A solution to this problem are rollbacks. rpm does have built-in rollback support. I am not interested in saving all of the previously installed rpms on my disk when I install or upgrade something new, nor am I interested in saving each and every rpm transaction.

yq leverages yum to perform transaction rollbacks and replays. Since the rpms you are dealing with are already in a yum repository, yq only records the names of these rpms.

The design for yq is influenced by patch management programs like quilt, which is where the stack comes into play. Transactions that you create can be pushed and popped onto/off of the stack, changing the state of your system.

You can download yq, or browse the sources via gitweb.

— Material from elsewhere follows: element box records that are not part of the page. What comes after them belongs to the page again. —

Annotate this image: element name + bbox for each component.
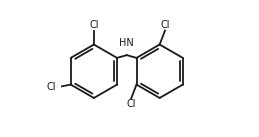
Text: Cl: Cl <box>126 99 136 109</box>
Text: Cl: Cl <box>89 20 99 30</box>
Text: HN: HN <box>119 38 134 48</box>
Text: Cl: Cl <box>47 82 56 92</box>
Text: Cl: Cl <box>160 20 170 30</box>
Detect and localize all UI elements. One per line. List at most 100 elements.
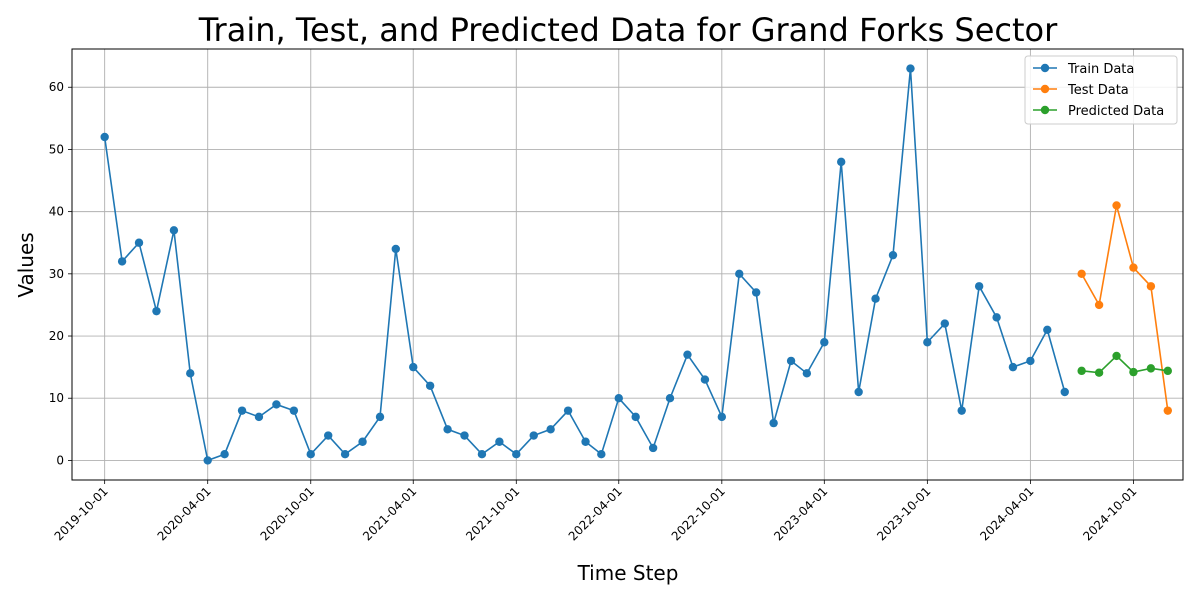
data-point-train-data — [1008, 362, 1018, 372]
data-point-train-data — [751, 288, 761, 297]
data-point-predicted-data — [1163, 366, 1172, 376]
data-point-train-data — [597, 449, 606, 459]
legend-swatch-marker — [1040, 63, 1050, 73]
data-point-train-data — [443, 425, 452, 434]
data-point-train-data — [1026, 356, 1035, 366]
series-layer — [100, 64, 1172, 465]
series-train-data — [100, 64, 1069, 465]
legend-item-test-data: Test Data — [1033, 83, 1129, 98]
data-point-test-data — [1112, 201, 1121, 210]
data-point-test-data — [1146, 282, 1156, 291]
data-point-train-data — [186, 369, 195, 378]
series-line-train-data — [103, 68, 1066, 462]
data-point-predicted-data — [1112, 351, 1121, 361]
data-point-train-data — [272, 400, 281, 409]
data-point-train-data — [581, 437, 590, 446]
series-line-test-data — [1080, 205, 1169, 411]
x-tick-label: 2024-04-01 — [977, 484, 1036, 543]
series-predicted-data — [1077, 351, 1172, 377]
data-point-train-data — [1060, 387, 1069, 397]
data-point-train-data — [254, 412, 264, 422]
y-tick-label: 30 — [49, 267, 64, 281]
grid — [72, 49, 1183, 480]
data-point-train-data — [940, 319, 950, 328]
x-tick-label: 2023-10-01 — [874, 484, 933, 543]
data-point-train-data — [957, 406, 966, 415]
x-axis-ticks: 2019-10-01 2020-04-01 2020-10-01 2021-04-01… — [52, 480, 1140, 543]
data-point-train-data — [495, 437, 504, 446]
data-point-train-data — [117, 257, 127, 266]
legend: Train Data Test Data Predicted Data — [1024, 55, 1178, 125]
x-tick-label: 2023-04-01 — [771, 484, 830, 543]
y-tick-label: 50 — [49, 142, 64, 156]
legend-box — [1024, 55, 1178, 125]
data-point-train-data — [220, 449, 229, 459]
data-point-train-data — [786, 356, 796, 366]
data-point-train-data — [237, 406, 247, 415]
legend-swatch-marker — [1040, 105, 1050, 115]
data-point-predicted-data — [1094, 368, 1104, 377]
data-point-train-data — [425, 381, 435, 390]
x-tick-label: 2021-04-01 — [360, 484, 419, 543]
data-point-train-data — [100, 132, 109, 142]
data-point-train-data — [992, 313, 1001, 322]
data-point-train-data — [512, 449, 521, 459]
data-point-train-data — [665, 394, 675, 403]
legend-label: Test Data — [1067, 83, 1129, 98]
y-tick-label: 40 — [49, 205, 64, 219]
data-point-test-data — [1077, 269, 1086, 279]
data-point-train-data — [324, 431, 333, 440]
data-point-test-data — [1129, 263, 1138, 272]
data-point-train-data — [854, 387, 863, 397]
data-point-predicted-data — [1129, 367, 1138, 377]
data-point-train-data — [358, 437, 367, 446]
x-tick-label: 2022-10-01 — [669, 484, 728, 543]
x-tick-label: 2024-10-01 — [1080, 484, 1139, 543]
data-point-train-data — [717, 412, 727, 422]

  1. Why not use "yum remove "? i.e. yum remove f-spot it will remove any dependencies that aren't needed by anything else. If they were brought in by f-spot, they will get removed.

  2. > If they were brought in by f-spot, they will get removed.

    No, they won't.

    Though this is another idea I've been kicking around; a plugin that will run down your dep tree when you remove something and pull out anything that's no longer required. I'm happy with yq for now, since this way I don't even have to remember the name of any package at all.